IRB: Automated Generation of Robust Factuality Benchmarks

📝 Paper Summary

Modularized RAG pipeline

IRB automates the creation of RAG benchmarks by using human-written Wikipedia citations as a factual scaffold and knowledge graphs as an algorithmic scaffold to generate controlled, verifiable, and complex question-answer pairs.

Core Problem

RAG benchmarks suffer from rapid saturation and data contamination as newer models memorize web-scale data, while manual benchmark creation is expensive and pure LLM-generation lacks control and grounding.

Why it matters:

Frontier models often memorize existing static benchmarks, making it impossible to distinguish between parametric knowledge and actual retrieval capabilities
Fully automated generation approaches without explicit grounding often produce unfaithful samples or lack control over question complexity (e.g., multi-hop reasoning)
Maintaining robust benchmarks requires constant, labor-intensive updates to include fresh data that models haven't seen during training

Concrete Example: A purely neural generator might hallucinate a plausible-sounding but false fact. IRB avoids this by extracting a sentence like 'X won Y award in 2024' directly from Wikipedia, verifying the cited URL supports it, and then programmatically transforming it into a multi-hop question via a knowledge graph.

Key Novelty

Factual and Algorithmic Scaffolding for Benchmark Generation

Uses 'factual scaffold': Extracts facts from human-written Wikipedia sentences with citations, treating the cited URLs as ground-truth evidence to ensure grounding
Uses 'algorithmic scaffold': Converts facts into intermediate knowledge graphs to programmatically control question complexity (single-hop, multi-hop, false-premise) and prevent trivial generation

Architecture

The automated question generation pipeline of IRB

Evaluation Highlights

Generated IRB1K benchmark containing 1,000 questions from 2024-2025 Wikipedia articles, challenging frontier models significantly in closed-book settings
Retrieval acts as an 'equalizer': The performance gap between top and bottom models shrinks by ~4x when retrieval is enabled compared to closed-book
Reasoning models (e.g., GPT-5, DeepSeek-R1) show superior reliability in adversarial settings, such as handling false-premise questions and incorrect retrieval contexts

Breakthrough Assessment

8/10

Offers a scalable, controlled solution to the critical problem of benchmark contamination. The dual-scaffold approach balances automation with rigorous factual grounding.

⚙️ Technical Details

Problem Definition

Setting: Automated generation of Question-Answer (QA) pairs for RAG evaluation, where each pair is associated with ground-truth evidence documents

Inputs: A collection of Wikipedia articles

Outputs: A benchmark dataset containing queries, attributes (e.g., hop count), ground-truth answers, and relevance judgments

Pipeline Flow

Fact Extraction: Citing sentences → Keypoints → Groundedness Check
KG Construction: Keypoints → Knowledge Graph → Coverage Check
KG Transformation: Masking/Paraphrasing/False-premise Injection
Question Generation: Step-by-step generation → Answerability Check → Refinement

System Modules

Fact Extractor

Extracts citing sentences from Wikipedia, splits them into atomic segments, and decontextualizes them into self-contained 'keypoints'

Model or implementation: LLM-based (Prompting)

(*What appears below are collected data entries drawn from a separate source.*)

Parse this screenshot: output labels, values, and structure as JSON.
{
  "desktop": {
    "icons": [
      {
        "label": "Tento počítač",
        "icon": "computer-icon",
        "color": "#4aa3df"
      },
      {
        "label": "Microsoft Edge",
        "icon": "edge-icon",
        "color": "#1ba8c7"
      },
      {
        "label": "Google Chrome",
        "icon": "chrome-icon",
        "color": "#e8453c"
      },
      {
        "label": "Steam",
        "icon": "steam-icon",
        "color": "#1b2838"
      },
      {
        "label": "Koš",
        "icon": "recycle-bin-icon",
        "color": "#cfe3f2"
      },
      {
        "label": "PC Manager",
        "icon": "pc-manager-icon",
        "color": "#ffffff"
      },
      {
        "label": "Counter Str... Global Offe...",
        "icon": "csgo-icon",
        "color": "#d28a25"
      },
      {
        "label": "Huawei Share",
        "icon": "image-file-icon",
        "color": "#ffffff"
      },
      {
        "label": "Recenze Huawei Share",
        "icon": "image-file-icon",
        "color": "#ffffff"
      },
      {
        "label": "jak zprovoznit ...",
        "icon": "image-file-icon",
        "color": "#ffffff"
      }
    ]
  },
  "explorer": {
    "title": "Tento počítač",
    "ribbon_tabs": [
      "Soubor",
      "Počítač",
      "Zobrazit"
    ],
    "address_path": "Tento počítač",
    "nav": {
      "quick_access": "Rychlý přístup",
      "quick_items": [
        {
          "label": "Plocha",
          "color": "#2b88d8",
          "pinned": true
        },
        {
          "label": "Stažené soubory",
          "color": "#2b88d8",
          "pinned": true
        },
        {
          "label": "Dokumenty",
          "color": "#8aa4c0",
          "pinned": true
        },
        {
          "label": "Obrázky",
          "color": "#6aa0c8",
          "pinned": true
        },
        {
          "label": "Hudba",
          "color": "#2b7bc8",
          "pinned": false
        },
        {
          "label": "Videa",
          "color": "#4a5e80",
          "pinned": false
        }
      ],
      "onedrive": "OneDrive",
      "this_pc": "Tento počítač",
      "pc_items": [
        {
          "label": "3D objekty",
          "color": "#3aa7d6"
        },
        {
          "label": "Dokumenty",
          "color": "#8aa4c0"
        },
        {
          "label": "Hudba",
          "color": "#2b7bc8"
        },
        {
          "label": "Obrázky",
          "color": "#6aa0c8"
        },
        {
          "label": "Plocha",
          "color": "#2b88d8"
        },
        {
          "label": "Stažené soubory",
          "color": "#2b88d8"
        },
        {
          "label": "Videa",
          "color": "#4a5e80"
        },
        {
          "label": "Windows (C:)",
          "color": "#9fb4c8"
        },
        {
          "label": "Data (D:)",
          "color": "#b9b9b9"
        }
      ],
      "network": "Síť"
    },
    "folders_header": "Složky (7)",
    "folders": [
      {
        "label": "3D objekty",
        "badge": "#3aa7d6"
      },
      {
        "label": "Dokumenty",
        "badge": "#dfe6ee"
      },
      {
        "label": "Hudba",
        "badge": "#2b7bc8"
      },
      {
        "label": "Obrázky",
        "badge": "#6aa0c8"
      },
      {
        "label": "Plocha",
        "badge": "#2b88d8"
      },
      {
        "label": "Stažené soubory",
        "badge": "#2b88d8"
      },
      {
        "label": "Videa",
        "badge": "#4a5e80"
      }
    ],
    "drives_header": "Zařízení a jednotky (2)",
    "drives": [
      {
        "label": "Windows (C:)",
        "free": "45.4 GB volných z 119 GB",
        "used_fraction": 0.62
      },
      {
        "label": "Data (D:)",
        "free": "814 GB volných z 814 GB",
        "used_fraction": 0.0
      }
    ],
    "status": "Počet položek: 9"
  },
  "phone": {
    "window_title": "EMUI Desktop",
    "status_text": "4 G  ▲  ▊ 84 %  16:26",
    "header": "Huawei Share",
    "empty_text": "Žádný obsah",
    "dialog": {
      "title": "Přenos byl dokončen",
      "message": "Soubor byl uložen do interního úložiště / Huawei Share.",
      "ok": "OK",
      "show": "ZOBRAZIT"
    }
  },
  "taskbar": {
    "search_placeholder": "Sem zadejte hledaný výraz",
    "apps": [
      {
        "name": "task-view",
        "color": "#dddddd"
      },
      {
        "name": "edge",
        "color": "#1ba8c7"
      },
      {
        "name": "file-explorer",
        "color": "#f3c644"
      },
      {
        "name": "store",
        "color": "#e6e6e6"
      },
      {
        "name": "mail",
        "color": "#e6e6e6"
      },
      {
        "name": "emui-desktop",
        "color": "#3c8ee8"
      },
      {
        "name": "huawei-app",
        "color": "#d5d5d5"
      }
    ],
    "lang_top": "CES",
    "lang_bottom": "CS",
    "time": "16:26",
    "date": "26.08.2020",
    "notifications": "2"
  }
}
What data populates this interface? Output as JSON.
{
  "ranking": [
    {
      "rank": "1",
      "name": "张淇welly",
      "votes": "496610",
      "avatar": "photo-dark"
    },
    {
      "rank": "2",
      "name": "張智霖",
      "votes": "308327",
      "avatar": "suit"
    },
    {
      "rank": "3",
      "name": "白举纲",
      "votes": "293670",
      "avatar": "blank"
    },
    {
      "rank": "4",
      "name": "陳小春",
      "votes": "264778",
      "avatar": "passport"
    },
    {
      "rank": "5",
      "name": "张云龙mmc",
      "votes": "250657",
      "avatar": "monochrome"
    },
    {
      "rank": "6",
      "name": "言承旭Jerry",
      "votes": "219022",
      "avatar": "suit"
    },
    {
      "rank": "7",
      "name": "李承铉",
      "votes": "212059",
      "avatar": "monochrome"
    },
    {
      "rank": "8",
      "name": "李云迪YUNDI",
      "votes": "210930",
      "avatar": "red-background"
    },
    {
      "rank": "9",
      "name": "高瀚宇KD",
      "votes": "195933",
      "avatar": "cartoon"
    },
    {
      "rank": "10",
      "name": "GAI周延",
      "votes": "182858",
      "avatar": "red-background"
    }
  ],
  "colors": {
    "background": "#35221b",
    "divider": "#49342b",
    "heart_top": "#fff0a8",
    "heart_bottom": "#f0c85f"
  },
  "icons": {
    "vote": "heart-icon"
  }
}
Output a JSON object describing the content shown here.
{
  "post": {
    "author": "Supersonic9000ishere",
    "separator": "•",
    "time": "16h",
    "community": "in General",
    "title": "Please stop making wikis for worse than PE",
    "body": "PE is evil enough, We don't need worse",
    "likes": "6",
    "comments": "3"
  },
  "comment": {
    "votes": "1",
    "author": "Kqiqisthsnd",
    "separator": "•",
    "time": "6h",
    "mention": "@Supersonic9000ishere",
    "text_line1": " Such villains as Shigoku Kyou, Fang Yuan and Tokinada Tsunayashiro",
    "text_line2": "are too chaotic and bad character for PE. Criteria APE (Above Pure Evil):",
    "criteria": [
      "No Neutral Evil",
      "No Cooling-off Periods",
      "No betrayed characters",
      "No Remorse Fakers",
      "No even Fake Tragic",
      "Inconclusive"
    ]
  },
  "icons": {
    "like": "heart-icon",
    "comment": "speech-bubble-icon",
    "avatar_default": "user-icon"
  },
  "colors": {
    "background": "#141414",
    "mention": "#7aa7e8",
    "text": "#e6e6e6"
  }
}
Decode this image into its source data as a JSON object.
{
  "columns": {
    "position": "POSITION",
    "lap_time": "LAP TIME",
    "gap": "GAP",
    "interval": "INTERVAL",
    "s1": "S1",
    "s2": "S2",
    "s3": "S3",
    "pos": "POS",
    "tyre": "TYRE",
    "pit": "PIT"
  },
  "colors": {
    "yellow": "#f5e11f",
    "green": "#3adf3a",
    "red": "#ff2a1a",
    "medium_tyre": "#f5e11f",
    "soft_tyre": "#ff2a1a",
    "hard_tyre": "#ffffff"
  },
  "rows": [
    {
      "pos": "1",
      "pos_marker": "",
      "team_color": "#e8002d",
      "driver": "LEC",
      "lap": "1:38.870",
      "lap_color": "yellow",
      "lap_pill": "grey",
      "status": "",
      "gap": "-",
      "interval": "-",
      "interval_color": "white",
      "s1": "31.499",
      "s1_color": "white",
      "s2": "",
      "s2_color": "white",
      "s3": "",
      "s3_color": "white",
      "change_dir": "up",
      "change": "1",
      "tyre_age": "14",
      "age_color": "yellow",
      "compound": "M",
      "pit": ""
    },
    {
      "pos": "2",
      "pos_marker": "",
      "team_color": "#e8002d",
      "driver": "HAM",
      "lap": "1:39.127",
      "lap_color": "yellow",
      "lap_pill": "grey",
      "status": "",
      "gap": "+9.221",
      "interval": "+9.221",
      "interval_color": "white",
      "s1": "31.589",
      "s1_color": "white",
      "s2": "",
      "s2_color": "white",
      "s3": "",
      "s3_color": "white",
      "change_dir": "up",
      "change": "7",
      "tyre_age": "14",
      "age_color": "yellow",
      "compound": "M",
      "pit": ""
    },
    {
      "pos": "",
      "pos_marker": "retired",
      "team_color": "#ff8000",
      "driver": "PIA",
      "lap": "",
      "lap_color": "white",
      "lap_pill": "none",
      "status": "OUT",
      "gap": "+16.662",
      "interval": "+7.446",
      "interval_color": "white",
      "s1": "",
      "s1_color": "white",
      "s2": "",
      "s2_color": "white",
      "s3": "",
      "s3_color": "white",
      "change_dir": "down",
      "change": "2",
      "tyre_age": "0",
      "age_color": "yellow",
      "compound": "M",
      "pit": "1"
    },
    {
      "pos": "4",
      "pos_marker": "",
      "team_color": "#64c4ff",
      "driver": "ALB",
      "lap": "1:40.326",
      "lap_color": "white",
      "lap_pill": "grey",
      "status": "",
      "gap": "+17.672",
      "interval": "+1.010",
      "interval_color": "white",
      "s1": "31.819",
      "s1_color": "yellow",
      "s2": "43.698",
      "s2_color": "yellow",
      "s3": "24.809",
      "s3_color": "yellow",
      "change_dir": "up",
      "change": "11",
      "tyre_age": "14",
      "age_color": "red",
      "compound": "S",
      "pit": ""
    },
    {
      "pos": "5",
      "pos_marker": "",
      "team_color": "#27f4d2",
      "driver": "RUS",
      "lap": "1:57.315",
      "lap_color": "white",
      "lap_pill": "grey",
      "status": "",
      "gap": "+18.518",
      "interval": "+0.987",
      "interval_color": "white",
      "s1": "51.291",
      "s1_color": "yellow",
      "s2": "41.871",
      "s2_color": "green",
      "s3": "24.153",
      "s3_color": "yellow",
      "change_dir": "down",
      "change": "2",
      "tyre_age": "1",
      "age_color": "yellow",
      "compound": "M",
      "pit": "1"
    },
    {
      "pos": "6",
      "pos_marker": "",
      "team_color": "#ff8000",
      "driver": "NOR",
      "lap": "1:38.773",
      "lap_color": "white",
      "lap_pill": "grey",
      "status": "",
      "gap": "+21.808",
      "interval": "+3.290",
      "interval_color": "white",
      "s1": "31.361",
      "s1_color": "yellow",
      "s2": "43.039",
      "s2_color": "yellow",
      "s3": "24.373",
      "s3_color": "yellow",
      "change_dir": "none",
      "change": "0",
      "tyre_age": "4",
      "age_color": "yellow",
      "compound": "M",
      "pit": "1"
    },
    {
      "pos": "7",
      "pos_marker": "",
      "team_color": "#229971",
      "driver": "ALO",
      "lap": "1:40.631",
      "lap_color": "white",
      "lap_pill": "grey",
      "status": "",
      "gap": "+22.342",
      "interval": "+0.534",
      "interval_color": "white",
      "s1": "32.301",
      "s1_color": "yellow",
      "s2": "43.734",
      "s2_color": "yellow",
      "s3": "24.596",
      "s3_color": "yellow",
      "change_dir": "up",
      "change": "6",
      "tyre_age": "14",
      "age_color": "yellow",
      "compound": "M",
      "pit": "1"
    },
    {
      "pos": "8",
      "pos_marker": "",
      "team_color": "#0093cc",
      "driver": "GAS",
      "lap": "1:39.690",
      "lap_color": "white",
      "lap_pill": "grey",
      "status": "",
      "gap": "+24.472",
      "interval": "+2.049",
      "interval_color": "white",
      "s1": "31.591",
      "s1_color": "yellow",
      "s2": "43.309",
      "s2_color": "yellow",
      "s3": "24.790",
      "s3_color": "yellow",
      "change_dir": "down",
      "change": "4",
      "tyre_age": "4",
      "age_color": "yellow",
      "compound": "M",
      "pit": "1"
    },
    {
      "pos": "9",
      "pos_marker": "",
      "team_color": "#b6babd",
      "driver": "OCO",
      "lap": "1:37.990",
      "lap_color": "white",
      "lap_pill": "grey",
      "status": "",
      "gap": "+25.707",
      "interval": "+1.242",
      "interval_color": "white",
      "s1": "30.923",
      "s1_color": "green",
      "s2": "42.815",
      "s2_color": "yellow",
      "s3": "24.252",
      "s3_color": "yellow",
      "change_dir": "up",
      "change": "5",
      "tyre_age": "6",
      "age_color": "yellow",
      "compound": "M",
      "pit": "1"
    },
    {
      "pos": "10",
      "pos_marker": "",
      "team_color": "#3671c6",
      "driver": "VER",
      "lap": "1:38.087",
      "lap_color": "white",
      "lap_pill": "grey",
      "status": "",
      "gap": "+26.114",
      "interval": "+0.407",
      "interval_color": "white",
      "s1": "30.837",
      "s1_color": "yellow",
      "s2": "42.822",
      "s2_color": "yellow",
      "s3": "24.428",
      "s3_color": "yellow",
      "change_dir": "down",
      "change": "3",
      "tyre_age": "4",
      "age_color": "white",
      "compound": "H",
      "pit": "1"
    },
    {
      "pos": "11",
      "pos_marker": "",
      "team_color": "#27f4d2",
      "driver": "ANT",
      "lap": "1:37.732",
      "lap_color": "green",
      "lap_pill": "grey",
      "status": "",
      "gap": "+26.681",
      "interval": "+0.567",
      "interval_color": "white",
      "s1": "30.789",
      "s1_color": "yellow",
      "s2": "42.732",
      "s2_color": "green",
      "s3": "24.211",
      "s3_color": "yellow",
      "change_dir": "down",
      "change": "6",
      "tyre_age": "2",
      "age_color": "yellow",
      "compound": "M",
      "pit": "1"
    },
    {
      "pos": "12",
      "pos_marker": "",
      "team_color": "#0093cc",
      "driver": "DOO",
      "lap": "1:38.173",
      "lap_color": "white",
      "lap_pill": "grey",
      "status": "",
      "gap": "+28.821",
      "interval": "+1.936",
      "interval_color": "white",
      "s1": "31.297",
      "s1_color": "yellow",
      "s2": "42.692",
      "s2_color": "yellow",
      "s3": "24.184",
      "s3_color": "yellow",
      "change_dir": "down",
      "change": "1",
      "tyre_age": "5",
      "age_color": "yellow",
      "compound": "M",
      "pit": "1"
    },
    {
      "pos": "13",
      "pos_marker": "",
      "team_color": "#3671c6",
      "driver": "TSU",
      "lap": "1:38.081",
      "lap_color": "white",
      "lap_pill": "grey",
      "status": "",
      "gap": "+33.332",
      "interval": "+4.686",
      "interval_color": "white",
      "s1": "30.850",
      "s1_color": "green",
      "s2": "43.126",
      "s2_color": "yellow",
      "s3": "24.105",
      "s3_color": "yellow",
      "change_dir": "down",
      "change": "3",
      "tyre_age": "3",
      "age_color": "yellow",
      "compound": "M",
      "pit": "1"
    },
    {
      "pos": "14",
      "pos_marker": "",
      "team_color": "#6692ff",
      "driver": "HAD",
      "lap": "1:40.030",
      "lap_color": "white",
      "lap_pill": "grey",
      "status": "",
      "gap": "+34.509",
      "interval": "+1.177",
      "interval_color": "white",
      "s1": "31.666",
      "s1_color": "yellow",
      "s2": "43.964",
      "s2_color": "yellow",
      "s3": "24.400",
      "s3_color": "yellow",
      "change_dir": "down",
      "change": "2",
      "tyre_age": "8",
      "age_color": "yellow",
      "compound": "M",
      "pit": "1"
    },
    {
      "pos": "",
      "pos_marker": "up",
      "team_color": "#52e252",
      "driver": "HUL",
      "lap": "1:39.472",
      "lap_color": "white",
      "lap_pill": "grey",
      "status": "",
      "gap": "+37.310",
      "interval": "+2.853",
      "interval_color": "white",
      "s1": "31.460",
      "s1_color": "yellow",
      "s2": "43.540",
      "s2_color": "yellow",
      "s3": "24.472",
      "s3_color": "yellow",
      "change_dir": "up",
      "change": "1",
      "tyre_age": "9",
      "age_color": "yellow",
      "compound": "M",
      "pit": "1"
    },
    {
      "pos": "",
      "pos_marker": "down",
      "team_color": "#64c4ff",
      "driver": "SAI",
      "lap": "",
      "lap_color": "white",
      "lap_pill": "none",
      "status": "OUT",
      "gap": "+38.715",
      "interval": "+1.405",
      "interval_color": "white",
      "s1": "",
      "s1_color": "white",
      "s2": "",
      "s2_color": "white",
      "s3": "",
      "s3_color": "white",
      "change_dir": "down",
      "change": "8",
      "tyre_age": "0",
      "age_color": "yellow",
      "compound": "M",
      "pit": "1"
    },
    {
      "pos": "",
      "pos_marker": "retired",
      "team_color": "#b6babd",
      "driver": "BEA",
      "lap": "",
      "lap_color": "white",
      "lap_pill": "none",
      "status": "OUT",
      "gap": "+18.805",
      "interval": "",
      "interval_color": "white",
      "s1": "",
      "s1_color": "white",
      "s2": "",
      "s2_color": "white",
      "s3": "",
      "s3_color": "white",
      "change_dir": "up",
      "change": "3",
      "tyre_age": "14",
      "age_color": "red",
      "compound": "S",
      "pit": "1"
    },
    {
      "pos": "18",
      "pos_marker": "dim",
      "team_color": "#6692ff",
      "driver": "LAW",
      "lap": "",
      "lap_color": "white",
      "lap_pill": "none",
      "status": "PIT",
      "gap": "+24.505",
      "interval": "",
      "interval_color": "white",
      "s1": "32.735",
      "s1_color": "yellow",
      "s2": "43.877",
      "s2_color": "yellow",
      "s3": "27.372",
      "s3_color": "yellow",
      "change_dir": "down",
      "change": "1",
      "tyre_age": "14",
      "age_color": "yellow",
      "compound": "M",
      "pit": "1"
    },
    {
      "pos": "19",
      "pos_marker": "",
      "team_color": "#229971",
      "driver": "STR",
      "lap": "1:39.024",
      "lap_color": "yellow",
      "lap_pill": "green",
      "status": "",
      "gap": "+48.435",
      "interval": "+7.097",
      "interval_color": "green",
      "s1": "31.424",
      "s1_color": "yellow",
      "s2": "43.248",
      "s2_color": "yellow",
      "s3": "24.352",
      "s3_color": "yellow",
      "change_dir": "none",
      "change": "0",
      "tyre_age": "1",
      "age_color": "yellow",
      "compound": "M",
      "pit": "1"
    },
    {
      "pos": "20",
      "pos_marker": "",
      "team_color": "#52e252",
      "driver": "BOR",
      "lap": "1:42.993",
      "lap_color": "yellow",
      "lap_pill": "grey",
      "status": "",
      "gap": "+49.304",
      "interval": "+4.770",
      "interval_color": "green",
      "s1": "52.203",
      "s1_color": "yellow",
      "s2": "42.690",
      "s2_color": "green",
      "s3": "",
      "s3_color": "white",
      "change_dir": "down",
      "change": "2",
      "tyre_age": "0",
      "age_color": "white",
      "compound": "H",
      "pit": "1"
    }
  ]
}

Graph Constructor (Question Synthesis)

Converts text keypoints into a structured Knowledge Graph (triplets)

Model or implementation: LLM-based (Prompting)

Graph Transformer (Question Synthesis)

Modifies the KG to define question difficulty

Model or implementation: Algorithmic / Rule-based

Question Generator (Question Synthesis)

Generates natural language questions from the transformed KG

Model or implementation: LLM-based (Prompting)

Refiner & Validator

Checks if the question has a unique answer and refines phrasing

Model or implementation: LLM-based (Prompting)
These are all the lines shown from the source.